J'ai fait plusieurs fois les réparations nécessaires avec Epson Printer Utility (enfin fonctionnel!), rien à faire.  Je joins en annexe les photos des impressions après "réparations".
J'ai l'impression que la tête est abîmée.  Comment la réparer ou la nettoyer?

Merci de votre aide.


----------



## wip (30 Octobre 2006)

Salut 

Ta cartouche noire à visiblement un souci. Essayes voir avec une neuve. Et si ça marche, essaye de te faire rembourser la défectueuse par Epson (au prix que ça coute...  ).

@+


----------



## 8enoit (30 Octobre 2006)

Mais la cartouche ne comporte pas de t&#234;tes.  N'est-elle pas un simple r&#233;servoir? Comment son remplacement pourrait-il r&#233;parer les t&#234;tes d'impression?


----------



## wip (31 Octobre 2006)

Bens! a dit:


> Mais la cartouche ne comporte pas de têtes. N'est-elle pas un simple réservoir? Comment son remplacement pourrait-il réparer les têtes d'impression?

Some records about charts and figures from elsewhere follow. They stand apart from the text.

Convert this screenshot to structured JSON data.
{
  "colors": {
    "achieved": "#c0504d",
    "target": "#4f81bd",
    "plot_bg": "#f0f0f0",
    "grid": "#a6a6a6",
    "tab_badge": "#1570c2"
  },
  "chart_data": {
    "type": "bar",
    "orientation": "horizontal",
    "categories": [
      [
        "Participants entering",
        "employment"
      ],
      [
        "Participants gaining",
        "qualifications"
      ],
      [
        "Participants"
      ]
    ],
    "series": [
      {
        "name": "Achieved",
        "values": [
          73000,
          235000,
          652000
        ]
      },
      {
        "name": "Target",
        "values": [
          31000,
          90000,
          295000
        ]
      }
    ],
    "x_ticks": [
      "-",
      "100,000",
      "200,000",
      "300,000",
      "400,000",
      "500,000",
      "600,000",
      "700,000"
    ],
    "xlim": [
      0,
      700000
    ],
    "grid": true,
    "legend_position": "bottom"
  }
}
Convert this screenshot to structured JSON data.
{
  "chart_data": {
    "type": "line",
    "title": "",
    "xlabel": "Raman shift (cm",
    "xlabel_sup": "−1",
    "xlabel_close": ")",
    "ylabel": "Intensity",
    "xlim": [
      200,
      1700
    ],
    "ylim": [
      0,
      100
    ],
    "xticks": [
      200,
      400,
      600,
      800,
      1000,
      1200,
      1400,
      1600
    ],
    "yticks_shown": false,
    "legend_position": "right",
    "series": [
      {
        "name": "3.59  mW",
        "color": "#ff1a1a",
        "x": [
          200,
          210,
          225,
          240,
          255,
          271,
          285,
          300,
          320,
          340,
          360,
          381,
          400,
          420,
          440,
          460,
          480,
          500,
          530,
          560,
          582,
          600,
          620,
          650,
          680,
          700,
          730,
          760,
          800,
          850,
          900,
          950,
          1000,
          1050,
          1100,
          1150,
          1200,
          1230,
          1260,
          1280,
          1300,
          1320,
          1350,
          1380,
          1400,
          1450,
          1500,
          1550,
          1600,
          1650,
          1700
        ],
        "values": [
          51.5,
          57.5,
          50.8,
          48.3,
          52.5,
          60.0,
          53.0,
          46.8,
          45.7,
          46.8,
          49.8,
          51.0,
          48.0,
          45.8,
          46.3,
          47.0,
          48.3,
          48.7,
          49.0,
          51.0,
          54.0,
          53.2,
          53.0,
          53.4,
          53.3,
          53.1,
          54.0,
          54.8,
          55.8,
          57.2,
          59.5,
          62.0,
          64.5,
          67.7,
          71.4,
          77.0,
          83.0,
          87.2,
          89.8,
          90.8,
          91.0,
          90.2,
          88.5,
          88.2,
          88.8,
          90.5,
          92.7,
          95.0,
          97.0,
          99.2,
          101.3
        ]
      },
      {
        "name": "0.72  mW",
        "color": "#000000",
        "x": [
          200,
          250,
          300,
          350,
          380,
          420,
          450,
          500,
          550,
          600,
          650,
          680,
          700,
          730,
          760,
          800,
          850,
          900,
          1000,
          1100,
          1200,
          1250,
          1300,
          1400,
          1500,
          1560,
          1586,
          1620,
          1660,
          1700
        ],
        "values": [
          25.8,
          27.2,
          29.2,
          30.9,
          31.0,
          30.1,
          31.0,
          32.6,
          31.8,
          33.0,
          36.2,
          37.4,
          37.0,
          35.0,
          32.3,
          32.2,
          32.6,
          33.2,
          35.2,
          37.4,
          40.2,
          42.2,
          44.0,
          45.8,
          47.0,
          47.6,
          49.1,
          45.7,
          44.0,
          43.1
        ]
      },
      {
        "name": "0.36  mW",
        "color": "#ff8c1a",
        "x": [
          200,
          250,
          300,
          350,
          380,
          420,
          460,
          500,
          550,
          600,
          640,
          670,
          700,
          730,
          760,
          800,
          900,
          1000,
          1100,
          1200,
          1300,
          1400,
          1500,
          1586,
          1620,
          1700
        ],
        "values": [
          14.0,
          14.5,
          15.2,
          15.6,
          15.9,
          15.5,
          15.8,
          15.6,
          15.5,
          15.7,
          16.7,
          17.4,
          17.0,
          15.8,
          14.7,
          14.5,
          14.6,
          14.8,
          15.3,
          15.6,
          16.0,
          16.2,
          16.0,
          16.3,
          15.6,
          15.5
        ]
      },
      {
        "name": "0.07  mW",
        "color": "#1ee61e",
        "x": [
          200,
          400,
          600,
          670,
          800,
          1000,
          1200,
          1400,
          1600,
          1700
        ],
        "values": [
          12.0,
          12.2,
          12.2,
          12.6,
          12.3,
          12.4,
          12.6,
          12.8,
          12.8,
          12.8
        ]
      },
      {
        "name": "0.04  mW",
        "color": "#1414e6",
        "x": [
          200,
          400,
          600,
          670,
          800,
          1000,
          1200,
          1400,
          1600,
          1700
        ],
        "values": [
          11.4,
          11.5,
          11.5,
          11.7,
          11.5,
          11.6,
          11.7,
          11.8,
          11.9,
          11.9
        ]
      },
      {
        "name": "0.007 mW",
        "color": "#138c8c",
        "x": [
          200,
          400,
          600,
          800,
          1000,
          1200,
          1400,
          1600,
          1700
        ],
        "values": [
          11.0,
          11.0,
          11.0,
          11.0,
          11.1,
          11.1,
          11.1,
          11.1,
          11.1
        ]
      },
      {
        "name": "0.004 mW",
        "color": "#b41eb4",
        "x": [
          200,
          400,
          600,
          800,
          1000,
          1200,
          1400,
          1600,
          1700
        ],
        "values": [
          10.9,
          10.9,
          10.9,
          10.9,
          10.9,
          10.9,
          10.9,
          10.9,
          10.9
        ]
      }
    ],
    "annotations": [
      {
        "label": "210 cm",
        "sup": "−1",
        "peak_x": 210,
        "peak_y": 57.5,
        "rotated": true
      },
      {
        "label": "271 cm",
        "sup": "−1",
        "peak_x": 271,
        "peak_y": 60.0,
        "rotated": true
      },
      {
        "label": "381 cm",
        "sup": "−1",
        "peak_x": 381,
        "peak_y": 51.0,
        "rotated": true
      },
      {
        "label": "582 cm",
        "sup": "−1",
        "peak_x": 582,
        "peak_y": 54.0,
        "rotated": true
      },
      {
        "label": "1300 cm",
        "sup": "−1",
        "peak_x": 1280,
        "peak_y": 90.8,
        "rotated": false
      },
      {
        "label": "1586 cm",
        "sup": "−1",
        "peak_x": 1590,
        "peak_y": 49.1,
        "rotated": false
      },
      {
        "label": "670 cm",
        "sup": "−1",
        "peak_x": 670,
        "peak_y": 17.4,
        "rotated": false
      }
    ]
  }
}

Les deux technologies existent. Certaines cartouches comportent des têtes d'impression, d'autres non.
Et la dessus, la doc ne dit rien :hein: . Mais si les têtes sont indépendantes de la cartouche, je vois pas trop comment réparer...


----------



## 8enoit (4 Mai 2007)

Pour clôturer le sujet:
après avoir débouché les têtes avec le soft Epson fourni, sans effet, j'ai acheté une cartouche de nettoyage sur C-compatible
J'ai comme l'indiquait la notice, passé 5 fois la cartouche pour bien nettoyer: résultat, une nouvelle jeunesse pour mon imprimante!!    
Et moi qui étais prêt à la mettre à la casse et à en racheter une nouvelle tellement je pensais le problème insoluble (têtes foutues).  D'autant que le vendeur de l'imprimante me proposait de la ramener en usine (3 semaines), frais minimum pour transport et ouverture machine : 100 eur! Dissuasif.   
Merci au fournisseur.


----------